Book reviews, art, gaming, Objectivism and thoughts on other topics as they occur.

Jul 10, 2007

The Anvil of the World

This book is so astonishingly mediocre that it's difficult to even have an opinion about it. I think at least part of the problem is that it's really difficult to identify basic literary elements. Is there a plot? Is this characterization? A joke? What's going on here?

I think this is what happens when someone that isn't actually funny tries to write humor and Make a Statement at the same time. The result? A heavy-handed piece of environmentalist propaganda full of unrelated things that are bizarre but not actually funny.

The main character, Smith, comes across as a strange dichotomy because he is portrayed as being clueless AND effective. (Of course you find out later that he's only effective because some magic is inhabiting him and using him to transport it around. So really, he's just clueless.) The secondary characters include a demonic magician, the son of a Saint that married a Demon, and a well-travelled cook that, Forrest Gump-like, was apparently involved in every major event in recent history.

The entire novel is tiresome from the beginning to the end. Every time it looks like it might get interesting (a train under attack by assassins!) the author ruins it by introducing an amazingly trite explanation (they're ecoterrorists!).

The very last scene is actually reasonably well-done, yet it bears no relation whatsoever to the rest of the book. Maybe the author came up with an idea for a short story and decided to add about 300 pages of text just for the heck of it.

Rating: 1.0


Apollo said...

Here is a random question, how do you choose what books to review?

The books you review seem kind of random, not that im complaining!

Great blog by the way.

Jennifer Snow said...

I review whatever I read, and I read whatever looks interesting when I go down to the bookstore or library.

I guess you could say that this blog is sort of a log of my adventures in reading. I'm glad you like it and I can always use suggestions for what I should read next.

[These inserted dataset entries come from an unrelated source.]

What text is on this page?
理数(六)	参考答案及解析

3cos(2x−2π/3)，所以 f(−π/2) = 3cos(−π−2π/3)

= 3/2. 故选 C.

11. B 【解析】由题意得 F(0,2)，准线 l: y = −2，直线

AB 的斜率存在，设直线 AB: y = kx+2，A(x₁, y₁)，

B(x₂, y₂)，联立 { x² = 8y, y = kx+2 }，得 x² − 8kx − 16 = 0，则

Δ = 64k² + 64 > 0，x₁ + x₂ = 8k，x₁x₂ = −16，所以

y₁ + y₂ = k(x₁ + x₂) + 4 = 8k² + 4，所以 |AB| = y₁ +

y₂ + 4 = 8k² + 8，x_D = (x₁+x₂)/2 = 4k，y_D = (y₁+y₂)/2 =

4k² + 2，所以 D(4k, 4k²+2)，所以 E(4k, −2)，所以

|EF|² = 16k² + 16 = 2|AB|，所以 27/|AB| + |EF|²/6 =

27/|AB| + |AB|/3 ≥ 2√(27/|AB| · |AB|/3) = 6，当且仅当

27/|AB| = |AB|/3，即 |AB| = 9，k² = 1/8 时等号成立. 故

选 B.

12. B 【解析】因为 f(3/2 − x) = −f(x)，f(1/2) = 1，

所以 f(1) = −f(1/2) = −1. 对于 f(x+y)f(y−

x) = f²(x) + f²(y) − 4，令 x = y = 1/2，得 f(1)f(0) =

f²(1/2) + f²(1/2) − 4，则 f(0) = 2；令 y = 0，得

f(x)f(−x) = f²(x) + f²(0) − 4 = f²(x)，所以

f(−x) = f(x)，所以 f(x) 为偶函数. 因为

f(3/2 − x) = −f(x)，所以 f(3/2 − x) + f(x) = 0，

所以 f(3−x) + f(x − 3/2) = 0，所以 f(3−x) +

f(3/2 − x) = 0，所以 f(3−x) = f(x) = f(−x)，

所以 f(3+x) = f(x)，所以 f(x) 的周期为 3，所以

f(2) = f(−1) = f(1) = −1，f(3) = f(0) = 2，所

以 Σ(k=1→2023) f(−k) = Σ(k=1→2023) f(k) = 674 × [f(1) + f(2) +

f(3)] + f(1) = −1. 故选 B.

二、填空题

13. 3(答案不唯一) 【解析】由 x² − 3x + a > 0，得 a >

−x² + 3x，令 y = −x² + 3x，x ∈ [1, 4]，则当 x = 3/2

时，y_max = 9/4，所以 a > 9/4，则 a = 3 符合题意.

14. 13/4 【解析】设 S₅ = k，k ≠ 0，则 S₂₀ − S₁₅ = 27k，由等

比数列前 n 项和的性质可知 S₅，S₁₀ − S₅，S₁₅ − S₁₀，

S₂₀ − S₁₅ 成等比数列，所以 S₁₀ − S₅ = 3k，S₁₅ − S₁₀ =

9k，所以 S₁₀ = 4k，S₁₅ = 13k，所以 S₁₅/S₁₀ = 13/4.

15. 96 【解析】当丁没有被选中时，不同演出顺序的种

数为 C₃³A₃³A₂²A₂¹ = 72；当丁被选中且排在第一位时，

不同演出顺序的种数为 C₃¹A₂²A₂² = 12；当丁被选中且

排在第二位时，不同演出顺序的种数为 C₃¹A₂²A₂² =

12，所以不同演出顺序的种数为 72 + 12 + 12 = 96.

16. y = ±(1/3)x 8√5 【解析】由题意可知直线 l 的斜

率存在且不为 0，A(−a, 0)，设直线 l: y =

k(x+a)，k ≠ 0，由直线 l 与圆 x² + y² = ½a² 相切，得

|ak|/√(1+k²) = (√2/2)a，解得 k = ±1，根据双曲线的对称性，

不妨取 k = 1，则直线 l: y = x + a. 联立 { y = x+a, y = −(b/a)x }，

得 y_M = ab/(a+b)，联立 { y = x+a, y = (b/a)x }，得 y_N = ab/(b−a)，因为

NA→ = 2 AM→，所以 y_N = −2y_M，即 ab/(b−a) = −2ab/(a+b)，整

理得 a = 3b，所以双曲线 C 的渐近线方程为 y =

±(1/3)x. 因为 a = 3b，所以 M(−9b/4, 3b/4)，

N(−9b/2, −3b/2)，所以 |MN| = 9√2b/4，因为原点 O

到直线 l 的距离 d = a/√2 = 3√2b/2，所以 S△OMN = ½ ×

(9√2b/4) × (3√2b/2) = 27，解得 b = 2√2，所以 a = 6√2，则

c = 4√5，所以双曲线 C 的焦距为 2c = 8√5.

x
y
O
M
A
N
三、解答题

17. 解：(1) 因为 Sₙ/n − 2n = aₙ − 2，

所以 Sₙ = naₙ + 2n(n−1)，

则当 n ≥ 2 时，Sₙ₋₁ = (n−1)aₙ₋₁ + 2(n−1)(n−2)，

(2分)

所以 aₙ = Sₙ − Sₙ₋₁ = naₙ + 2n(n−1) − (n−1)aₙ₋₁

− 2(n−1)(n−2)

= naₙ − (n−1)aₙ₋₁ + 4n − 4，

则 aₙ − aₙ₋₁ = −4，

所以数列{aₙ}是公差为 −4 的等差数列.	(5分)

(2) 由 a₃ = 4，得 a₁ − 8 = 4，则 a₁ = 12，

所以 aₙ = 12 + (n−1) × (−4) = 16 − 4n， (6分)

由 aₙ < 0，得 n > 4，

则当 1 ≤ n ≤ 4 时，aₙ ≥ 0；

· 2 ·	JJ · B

It's probably time for me to do some more nonfiction, anyway.

Apollo said...

The only books I can think of are 'Boyd: The Fighter Pilot Who Changed the Art of War' by Robert Coram, this recommendation is based on the fact that I worship John Boyd as a great American Hero, read it to now why.

And another great book is 'Alexander Dolgun's story: An American in the Gulag', it describe all the horrors of the gulag and the soviet union, when you're not cringing at he horrors being committed, you're laughing at he the absurdity of some of the stories. Hollywood should make a movie out of this book, but it's about the soviet union so,fat chance.

Jennifer Snow said...

Hmm, okay. I don't usually read biographies, most of the nonfiction I read is more abstract, like business books.

Apollo said...

Ha! that's great! I would recommend you read his Bio first but if you are looking for a business books then you should read 'Certain to Win,
The Strategy of John Boyd, Applied to Business'By Chet Richards

The ideas are very abstract, they don't just apply to a military organization they can apply to almost any orgnization.

It doesn't matter which book you get, you'll be hooked either way.